There are also other longstanding environmental disputes in Alaska. Among them is the dispute over oil drilling in the Arctic National W...
There are also other longstanding environmental disputes in Alaska. Among them is the dispute over oil drilling in the Arctic National Wildlife Refuge, which has been simmering since the 1970s, and the fight over the Ambler Highway, a proposed 210-mile mine access road, part of which would pass through Gates of the Arctic National Park. The project is relatively new, having first been proposed in the 2000s.
Clearly, environmental disputes in Alaska are in a category of their own. The reasons are complex, but here is a brief overview of some of them.
There are many environment to fight. Alaska is a juggernaut, and aside from Anchorage, Fairbanks, and Juneau, still largely undeveloped, with far more wilderness than any other state. The law at the center of the King Cove dispute, for example, in one fell swoop secured the protection of 104 million acres of land. It is an area the size of California and almost 5% of the total area of the United States.
There are also plenty of resources to fight with. The metals that the Pebble Mine would extract are estimated at $300 billion. The commercial salmon fishery that opponents say the mine would harm generates about $2 billion in economic benefits a year, according to a recent report. These are just two examples of the state’s wealth of resources. Oil is another, with tens of billions of barrels already produced and billions more believed to be present in places like the Arctic National Wildlife Refuge.

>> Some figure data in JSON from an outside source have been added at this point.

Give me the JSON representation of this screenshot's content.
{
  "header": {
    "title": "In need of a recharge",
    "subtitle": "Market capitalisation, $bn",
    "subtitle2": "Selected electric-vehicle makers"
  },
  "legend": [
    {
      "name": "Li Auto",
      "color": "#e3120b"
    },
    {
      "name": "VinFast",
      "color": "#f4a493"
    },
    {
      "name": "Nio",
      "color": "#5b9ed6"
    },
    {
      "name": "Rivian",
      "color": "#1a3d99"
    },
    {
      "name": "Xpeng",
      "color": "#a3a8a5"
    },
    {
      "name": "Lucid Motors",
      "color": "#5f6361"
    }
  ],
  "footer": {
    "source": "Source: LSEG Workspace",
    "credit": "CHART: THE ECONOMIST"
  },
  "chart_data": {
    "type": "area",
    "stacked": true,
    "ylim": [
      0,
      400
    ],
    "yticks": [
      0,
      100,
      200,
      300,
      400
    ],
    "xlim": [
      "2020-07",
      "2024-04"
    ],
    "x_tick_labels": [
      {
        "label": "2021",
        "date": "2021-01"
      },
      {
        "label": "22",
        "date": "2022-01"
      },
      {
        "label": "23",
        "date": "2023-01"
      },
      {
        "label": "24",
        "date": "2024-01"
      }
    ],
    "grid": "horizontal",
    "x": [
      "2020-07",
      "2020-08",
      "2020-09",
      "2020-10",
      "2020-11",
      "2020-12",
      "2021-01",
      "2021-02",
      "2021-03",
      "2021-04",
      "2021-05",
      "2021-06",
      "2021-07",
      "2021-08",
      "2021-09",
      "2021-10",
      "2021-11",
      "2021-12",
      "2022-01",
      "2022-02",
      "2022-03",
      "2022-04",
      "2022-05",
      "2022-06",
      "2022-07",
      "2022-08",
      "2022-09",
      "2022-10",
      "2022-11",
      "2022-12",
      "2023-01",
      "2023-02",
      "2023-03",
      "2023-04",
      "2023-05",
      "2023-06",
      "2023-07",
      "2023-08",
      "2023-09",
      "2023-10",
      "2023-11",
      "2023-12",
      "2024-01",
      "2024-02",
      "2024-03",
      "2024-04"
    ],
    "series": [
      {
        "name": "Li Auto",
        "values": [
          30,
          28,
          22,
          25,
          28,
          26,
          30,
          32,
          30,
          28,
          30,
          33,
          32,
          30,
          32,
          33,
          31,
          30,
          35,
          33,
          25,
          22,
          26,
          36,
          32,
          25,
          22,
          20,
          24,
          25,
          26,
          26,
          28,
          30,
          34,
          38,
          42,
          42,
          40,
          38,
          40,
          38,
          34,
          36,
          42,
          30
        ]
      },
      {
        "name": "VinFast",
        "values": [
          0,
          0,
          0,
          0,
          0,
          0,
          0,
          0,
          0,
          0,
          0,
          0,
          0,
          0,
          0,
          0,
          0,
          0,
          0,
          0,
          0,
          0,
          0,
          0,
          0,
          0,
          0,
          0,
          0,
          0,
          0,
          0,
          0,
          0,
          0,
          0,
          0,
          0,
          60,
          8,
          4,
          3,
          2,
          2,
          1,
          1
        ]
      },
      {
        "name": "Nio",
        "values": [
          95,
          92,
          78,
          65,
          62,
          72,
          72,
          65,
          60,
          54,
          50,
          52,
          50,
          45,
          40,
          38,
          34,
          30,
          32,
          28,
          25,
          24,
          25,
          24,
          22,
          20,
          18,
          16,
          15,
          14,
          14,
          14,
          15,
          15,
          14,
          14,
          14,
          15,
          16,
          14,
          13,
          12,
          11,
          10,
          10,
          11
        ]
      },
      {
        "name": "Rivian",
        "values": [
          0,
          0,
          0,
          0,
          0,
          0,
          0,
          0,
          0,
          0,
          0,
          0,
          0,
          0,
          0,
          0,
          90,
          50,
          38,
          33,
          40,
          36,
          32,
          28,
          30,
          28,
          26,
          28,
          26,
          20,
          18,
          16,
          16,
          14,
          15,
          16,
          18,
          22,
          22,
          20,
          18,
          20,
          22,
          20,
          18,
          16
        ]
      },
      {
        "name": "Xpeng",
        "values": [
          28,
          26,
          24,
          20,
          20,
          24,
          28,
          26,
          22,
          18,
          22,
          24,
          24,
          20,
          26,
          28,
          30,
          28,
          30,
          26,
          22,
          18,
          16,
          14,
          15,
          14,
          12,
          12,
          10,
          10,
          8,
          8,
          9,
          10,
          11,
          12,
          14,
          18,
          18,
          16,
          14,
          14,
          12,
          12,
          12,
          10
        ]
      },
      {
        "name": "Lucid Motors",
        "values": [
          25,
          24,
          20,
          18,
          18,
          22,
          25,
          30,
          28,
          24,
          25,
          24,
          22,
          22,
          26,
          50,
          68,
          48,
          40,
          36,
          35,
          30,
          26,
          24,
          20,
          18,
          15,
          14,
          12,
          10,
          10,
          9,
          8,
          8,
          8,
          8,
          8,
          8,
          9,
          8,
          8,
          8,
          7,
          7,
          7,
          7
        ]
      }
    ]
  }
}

It’s not just environmentalists against commercial interests. Another foundational federal law, the Alaska Native Claims Settlement Act of 1971, was intended to treat the state’s native peoples more fairly than they were in the lower 48 under of the reservation system. In exchange for relinquishing native claims to Alaskan lands, the act established for-profit native corporations, both regional and local, and transferred approximately 40 million acres of land to them. Indigenous societies are all over the state and so have been involved in many environmental struggles, on both sides. In the King Cove Road dispute, for example, the local Aboriginal society wants the road, arguing that it is needed for medical emergencies. But some indigenous societies elsewhere oppose it, fearing that by crossing the wildlife refuge, the road will affect the populations of migratory geese that their members traditionally hunt for food.